Ульянов тоже обратил внимание на изображение властителя дум, подошел ближе. Тронул пальцем засохшее соцветие, неопределенно хмыкнул.

– Что? – задиристо вопросил хозяин жилища. – Вас удивляет мое благоговейное отношение к великому человеку?

– Вовсе нет. – Владимир даже не обернулся. – Я тоже отношусь к Николаю Гавриловичу с громадным уважением. И роман его ценю, и его трагической участи сострадаю всей душою. А цветок – это вы так свое благоговение выказываете?

– А вот уж это мое дело! – гордо произнес Григорий. – И не только лишь цветами мы его выражаем, напрасно вы иронизируете!

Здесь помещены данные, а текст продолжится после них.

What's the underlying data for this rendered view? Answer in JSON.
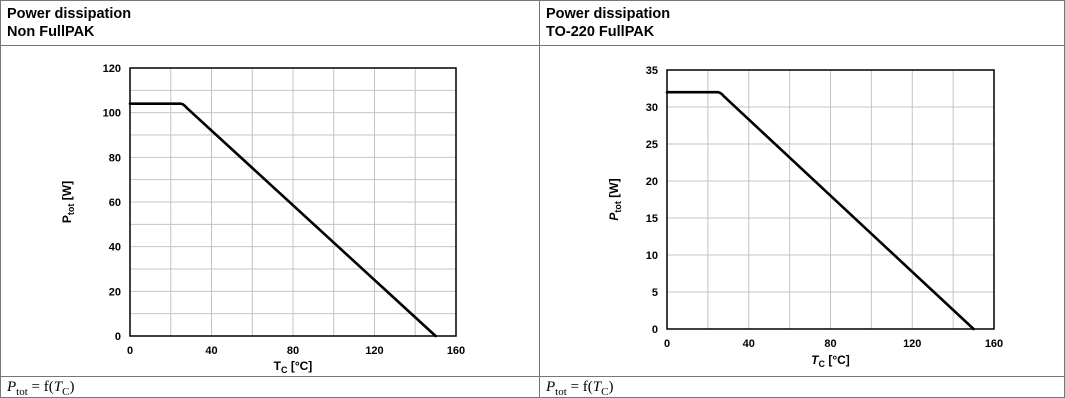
{
  "panels": [
    {
      "header_line1": "Power dissipation",
      "header_line2": "Non FullPAK",
      "formula": {
        "lhs_var": "P",
        "lhs_sub": "tot",
        "rhs_prefix": "= f(",
        "rhs_var": "T",
        "rhs_sub": "C",
        "rhs_suffix": ")"
      }
    },
    {
      "header_line1": "Power dissipation",
      "header_line2": "TO-220 FullPAK",
      "formula": {
        "lhs_var": "P",
        "lhs_sub": "tot",
        "rhs_prefix": "= f(",
        "rhs_var": "T",
        "rhs_sub": "C",
        "rhs_suffix": ")"
      }
    }
  ],
  "chart_data": [
    {
      "type": "line",
      "title": "Power dissipation Non FullPAK",
      "xlabel": "Tc [°C]",
      "xlabel_main": "T",
      "xlabel_sub": "C",
      "xlabel_unit": "[°C]",
      "ylabel": "Ptot [W]",
      "ylabel_main": "P",
      "ylabel_sub": "tot",
      "ylabel_unit": "[W]",
      "xlim": [
        0,
        160
      ],
      "ylim": [
        0,
        120
      ],
      "xticks": [
        0,
        40,
        80,
        120,
        160
      ],
      "yticks": [
        0,
        20,
        40,
        60,
        80,
        100,
        120
      ],
      "x_grid_step": 20,
      "y_grid_step": 10,
      "grid": true,
      "series": [
        {
          "x": [
            0,
            25,
            26,
            27,
            28,
            150
          ],
          "y": [
            104,
            104,
            103.7,
            103,
            102,
            0
          ]
        }
      ]
    },
    {
      "type": "line",
      "title": "Power dissipation TO-220 FullPAK",
      "xlabel": "Tc [°C]",
      "xlabel_main": "T",
      "xlabel_sub": "C",
      "xlabel_unit": "[°C]",
      "ylabel": "Ptot [W]",
      "ylabel_main": "P",
      "ylabel_sub": "tot",
      "ylabel_unit": "[W]",
      "xlim": [
        0,
        160
      ],
      "ylim": [
        0,
        35
      ],
      "xticks": [
        0,
        40,
        80,
        120,
        160
      ],
      "yticks": [
        0,
        5,
        10,
        15,
        20,
        25,
        30,
        35
      ],
      "x_grid_step": 20,
      "y_grid_step": 5,
      "grid": true,
      "series": [
        {
          "x": [
            0,
            25,
            26,
            27,
            28,
            150
          ],
          "y": [
            32,
            32,
            31.9,
            31.7,
            31.4,
            0
          ]
        }
      ]
    }
  ]
}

Нынче многие говорят об уважении. – В голосе его послышалось презрение. – С недавних пор. Ну как же! Умер человек, так почему бы не повеличать его? Небось, когда он мучился в ссылке, большинству его, так сказать, обожателей и в голову не пришло облегчить страдания этого гиганта. Пальцем о палец не ударили, чтобы освободить его! Мое слово!

На эту диатрибу Ульянов обернулся и с любопытством посмотрел на Григория.

– Вы хотите сказать, что пытались что-то сделать? – спросил он, добавив своим словам самую толику язвы. – В отличие, так сказать, от многих? От большинства? И, кстати, кто это «мы»? Или вы себя так изволите величать?

Григорий не ответил, но молчание его было столь красноречивым, что я понял: да, пытался.

– Слышал я, что какие-то студенты собирались сноровить господину Чернышевскому побег, – сказал я. – Даже деньги для этого отчаянного предприятия собирали. Вы, Григорий Васильевич, не участвовали в этом?

– Неважно! – с вызовом бросил Витренко, не удостоив меня даже взглядом. – Если и так – что вам до того? Вы ведь не за тем пришли, верно?

– Верно, верно, – согласился Владимир с усмешкой, мне оставшейся непонятной. – Мы вас вовсе по другому поводу разыскивали.

– По какому же?

– Да вот в связи с исчезновением вашей хорошей знакомой, Елены Николаевны Пересветовой, – ответил Владимир в тех же слабо язвительных интонациях.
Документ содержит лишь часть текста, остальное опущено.